A few days later, Moubray, a sergeant with the 302nd Airdrome Squadron, was flown to the French coast and joined the advance.

“I was trained to make a map from photos, but I ended up being a linesman,” he said. As the battles raged on farms and in villages, he climbed telephone poles, trying to keep the lines of communication open.

“The Germans would detach the lines, but keep everything in place so you couldn’t see where the problems was. So, I had to climb up and see what was wrong,” he said.

He was attached to a hospital unit, he said, “And when they had the “M.A.S.H.” show on TV, the one thing they never talked about was the smell, which was terrible,” he noted.

Everywhere along the roads were piles of dead Americans, Moubray said. But this young man from Bay Ridge, Brooklyn, stayed alive, winning combat ribbons on his way to Germany. After the war ended, his technical training came in handy as he went to work for an engineering company, staying with them until he retired and moved to Oneonta in 1986.

Bastine “Bucky” Caracciolo, who grew up in Bainbridge, was working for the Bendix Corp. in Sidney before he was drafted. He wound up in the 115th Infantry, Company B, of the 29th Division.

“We went over in the second or third wave,” he recalled. “Omaha Beach.

“It was still pretty early when we landed, still daylight, because there weren’t as many bodies on the beach as you see on TV,” he said.

Caracciolo’s job was to carry mortar shells, but he never got to do it.

“We were still on the beach when there was a big blast, four shells fired,” he said. “The lieutenant yelled to hit the ground, but a little late. I was hit with shrapnel and could barely walk. A couple of guys from the 1st Division helped me and I got back to a boat. They put me on a hospital ship, and I was sent to Wales for sixth months.”

He returned to action as the allies pushed the Germans back at a tremendous cost.

“I can still close my eyes and see a fellow I thought was resting until I got close and saw the bullet hole in his head,” he recalled.

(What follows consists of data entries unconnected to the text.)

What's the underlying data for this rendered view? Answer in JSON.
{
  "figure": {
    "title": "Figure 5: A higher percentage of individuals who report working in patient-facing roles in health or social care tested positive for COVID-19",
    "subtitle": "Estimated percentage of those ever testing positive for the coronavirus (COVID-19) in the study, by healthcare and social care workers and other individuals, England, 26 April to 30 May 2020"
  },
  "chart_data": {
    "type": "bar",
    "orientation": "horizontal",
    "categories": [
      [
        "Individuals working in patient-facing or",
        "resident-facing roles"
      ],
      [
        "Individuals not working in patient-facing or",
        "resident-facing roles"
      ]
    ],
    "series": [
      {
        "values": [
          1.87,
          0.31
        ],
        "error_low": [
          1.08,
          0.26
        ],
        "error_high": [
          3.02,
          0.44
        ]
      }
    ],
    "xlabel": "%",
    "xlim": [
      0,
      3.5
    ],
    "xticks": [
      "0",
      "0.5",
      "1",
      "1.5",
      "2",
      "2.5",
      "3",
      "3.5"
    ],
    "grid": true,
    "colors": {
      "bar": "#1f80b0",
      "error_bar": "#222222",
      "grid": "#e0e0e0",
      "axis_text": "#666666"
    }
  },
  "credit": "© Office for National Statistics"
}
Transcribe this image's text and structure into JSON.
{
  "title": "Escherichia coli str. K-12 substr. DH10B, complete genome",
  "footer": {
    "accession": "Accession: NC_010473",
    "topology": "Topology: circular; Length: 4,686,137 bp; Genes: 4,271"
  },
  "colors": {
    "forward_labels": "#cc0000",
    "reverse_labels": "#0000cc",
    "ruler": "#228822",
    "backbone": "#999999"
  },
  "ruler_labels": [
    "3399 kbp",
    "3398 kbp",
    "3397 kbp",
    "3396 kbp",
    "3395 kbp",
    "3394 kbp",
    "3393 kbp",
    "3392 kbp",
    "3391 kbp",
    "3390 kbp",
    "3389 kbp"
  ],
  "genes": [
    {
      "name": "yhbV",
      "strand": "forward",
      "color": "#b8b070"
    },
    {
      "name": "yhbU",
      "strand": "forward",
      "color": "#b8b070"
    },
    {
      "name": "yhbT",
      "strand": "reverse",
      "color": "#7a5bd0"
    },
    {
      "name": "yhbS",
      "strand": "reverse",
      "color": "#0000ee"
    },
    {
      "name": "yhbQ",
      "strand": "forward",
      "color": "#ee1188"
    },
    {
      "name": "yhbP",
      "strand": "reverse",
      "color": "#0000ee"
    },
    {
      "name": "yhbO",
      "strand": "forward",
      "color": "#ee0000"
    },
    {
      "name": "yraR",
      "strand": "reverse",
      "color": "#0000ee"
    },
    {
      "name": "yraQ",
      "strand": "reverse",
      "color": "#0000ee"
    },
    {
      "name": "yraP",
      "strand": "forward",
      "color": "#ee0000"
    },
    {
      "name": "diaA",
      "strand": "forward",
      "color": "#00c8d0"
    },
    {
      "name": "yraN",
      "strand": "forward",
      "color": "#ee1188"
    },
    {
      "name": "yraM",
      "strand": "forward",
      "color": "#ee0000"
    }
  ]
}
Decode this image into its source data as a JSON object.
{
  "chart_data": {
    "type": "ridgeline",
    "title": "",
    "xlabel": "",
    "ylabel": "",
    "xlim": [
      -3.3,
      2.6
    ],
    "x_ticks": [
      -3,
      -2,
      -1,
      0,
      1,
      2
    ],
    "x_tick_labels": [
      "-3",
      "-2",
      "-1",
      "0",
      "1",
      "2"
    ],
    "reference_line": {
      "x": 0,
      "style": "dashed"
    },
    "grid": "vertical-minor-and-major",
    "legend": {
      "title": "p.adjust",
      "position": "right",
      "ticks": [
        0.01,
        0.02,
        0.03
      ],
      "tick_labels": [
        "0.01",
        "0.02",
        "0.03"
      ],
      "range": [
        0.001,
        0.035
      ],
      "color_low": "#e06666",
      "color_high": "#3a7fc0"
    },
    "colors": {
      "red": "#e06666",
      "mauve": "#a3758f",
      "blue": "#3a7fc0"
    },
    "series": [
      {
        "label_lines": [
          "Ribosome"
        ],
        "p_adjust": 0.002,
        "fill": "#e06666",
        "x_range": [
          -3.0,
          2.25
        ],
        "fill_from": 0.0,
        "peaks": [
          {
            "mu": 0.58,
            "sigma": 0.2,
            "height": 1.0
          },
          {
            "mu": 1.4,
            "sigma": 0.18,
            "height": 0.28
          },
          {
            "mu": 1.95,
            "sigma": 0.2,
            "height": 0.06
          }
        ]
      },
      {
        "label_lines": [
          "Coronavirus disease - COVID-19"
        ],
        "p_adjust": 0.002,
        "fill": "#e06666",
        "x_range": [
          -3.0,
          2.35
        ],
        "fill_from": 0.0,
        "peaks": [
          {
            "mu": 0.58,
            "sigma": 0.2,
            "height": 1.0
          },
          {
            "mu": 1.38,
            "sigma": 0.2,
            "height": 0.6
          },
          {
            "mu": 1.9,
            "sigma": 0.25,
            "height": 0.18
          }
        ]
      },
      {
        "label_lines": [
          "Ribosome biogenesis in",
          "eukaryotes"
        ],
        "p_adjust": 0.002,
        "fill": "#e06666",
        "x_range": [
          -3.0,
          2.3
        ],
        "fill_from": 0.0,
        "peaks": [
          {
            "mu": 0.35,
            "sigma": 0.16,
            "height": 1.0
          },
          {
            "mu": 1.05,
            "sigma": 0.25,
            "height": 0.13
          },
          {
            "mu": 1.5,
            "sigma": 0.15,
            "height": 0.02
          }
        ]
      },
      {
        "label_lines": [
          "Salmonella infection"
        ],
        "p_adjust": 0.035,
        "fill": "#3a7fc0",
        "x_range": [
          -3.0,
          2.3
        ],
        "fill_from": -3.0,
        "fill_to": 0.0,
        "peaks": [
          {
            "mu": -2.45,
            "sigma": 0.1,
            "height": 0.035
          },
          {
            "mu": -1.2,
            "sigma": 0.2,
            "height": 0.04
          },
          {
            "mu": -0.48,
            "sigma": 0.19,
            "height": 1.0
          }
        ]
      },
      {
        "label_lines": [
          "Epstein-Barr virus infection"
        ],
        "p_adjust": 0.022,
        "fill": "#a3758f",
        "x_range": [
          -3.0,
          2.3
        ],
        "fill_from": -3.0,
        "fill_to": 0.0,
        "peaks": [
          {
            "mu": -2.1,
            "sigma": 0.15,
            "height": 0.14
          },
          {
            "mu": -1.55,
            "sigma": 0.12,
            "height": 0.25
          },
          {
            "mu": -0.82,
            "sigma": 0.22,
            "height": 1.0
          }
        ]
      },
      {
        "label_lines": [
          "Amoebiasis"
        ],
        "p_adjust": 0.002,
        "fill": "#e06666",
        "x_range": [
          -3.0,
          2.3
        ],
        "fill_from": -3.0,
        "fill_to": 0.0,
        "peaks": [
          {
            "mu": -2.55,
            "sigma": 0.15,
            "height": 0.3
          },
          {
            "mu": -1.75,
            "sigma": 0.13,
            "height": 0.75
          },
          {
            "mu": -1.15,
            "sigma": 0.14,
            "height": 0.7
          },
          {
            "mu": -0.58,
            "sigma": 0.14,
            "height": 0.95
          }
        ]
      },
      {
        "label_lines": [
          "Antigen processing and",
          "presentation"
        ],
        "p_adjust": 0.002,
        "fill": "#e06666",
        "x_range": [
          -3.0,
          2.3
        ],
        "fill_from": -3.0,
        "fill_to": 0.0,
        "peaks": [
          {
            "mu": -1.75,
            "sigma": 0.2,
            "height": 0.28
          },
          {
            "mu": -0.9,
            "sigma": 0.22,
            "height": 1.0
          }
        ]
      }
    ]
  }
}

Before the war was over, he had more than his dose of gore, he said, and after it was over, he returned to work at Bendix in Sidney.

Ernest Goodman was in the 21st Army Group, 2nd British Army, and landed at Gold Beach. He made it off the beach and after going on a mission which he cannot discuss, battled across France.

“Most of us were 19, innocent, young and raw,” he said of the invasion forces during an interview with The Daily Star 10 years ago.

“Apprehension was fixed in your stomach and you were tired, always tired because you didn’t sleep much under the stars. It rained and the shells kept coming.”

Goodman was wounded and then hospitalized for seven months. But he stayed in the service until 1947, long enough to witness a massive victory parade not far away from war heroes Winston Churchill, British prime minister, and Gen. Dwight D. Eisenhower, allied commander.

In 1953, Goodman moved to the United States and eventually settled in Oneonta, where he taught political science at the State University College at Oneonta for 28 years.

His war experiences are still with him, he said Thursday, as the world re-examines D-Day.

“Sometimes you want to forget it,” he said. “But you can’t forget it.”